The Ellis family has flood insurance as they live in a Flood Zone and are at risk of damage due to flooding. Those living in Flood Zones can also apply for assistance through the Federal Emergency Management Agency (FEMA), an agency of the United States Homeland Security. As of Oct. 18, FEMA has distributed $477 million to Floridans affected by Hurricane Ian in the form of rental assistance, hotel stays, repair assistance and reimbursement for temporary lodging. Despite this fact, FEMA aid is capped at $72,000, although payments are typically less than $10,000.
“I’m thankful my family has flood insurance, but even then, we still couldn’t really afford any hotel costs and there were also a lack of hotels,” Ellis said. “My parents and my brothers had to stay in an unlivable house with no utilities for a bit; it literally smelled like sewage and had no power for days. Finally, they were able to get a hotel.
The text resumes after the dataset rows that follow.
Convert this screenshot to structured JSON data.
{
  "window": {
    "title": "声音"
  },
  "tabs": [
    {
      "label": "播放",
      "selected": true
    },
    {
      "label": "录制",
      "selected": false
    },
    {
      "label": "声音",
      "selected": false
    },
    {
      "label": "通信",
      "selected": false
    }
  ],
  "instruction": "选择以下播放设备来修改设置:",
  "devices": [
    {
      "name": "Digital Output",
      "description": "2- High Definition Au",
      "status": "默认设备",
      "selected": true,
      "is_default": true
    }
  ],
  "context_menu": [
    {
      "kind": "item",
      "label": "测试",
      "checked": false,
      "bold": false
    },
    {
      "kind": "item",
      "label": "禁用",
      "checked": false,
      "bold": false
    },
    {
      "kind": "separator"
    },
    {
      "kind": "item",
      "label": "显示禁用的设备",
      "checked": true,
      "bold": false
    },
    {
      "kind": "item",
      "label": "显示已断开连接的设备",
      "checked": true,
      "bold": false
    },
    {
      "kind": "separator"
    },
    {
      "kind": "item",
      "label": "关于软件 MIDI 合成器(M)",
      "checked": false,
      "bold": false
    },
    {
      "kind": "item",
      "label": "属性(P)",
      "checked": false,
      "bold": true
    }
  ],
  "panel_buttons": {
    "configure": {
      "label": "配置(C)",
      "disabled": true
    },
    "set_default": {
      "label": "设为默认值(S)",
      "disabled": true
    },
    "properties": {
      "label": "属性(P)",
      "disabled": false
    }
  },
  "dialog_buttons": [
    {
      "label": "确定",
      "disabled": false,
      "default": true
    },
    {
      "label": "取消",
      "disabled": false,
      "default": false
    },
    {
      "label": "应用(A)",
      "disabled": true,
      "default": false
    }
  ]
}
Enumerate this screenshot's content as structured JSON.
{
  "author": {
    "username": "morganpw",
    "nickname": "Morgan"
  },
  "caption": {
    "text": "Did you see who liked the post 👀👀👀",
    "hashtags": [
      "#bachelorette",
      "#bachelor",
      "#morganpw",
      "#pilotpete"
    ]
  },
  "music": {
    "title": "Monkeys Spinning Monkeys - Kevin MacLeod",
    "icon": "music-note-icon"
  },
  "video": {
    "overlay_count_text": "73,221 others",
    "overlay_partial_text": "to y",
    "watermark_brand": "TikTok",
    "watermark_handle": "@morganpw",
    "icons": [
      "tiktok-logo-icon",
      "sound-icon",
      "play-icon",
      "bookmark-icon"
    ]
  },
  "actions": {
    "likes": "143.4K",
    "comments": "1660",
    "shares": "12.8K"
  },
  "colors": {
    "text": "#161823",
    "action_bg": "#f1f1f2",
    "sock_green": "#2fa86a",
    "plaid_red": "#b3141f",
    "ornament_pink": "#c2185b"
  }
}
My parents were having to walk through rapidly rising [sewage] water beginning at 7 a.m.; they were saying they had cuts that were getting infected.”
Flood insurance through the National Flood Insurance Program (NFIP) covers direct physical losses to one’s structure and belongings; however, it does not cover alternative housing during a crisis and only protects a small fraction of homeowners as it is not included in homeowners’ insurance policies, which forces people to purchase flood insurance separately. According to statistics from the National Centers for Environmental Information, Ian is expected to exceed $50 billion in insured and uninsured losses.
“[In my house], there was about 18 inches of flooded sewage water,” Ellis said. “Our roads were flooded too, so we couldn’t drive, and actually, one of our cars got broken in the hurricane from water damage. My family had to canoe down the road to get to my grandpa’s house. My family is basically homeless right now until repairs are done — there’s such bad water damage that everything that wasn’t on a counter is destroyed. I’m an artist, so I had a box of sketchbooks, stuff from my childhood, over 10 years of drawings — basically, they’re all ruined from water damage.”
The Florida Disaster Fund is the state of Florida’s official private fund, which is actively providing financial assistance to communities affected by Hurricane Ian. Currently, the fund has raised over $50 million.
“Just try and be understanding and accommodating of students from these areas of Florida and Puerto Rico. Try and be [supportive], this is really hard on your mental health,” Ellis said.
Ellis has additionally created a GoFundMe to support her family’s hotel costs in Volusia County, Florida due to their lack of current liveable housing.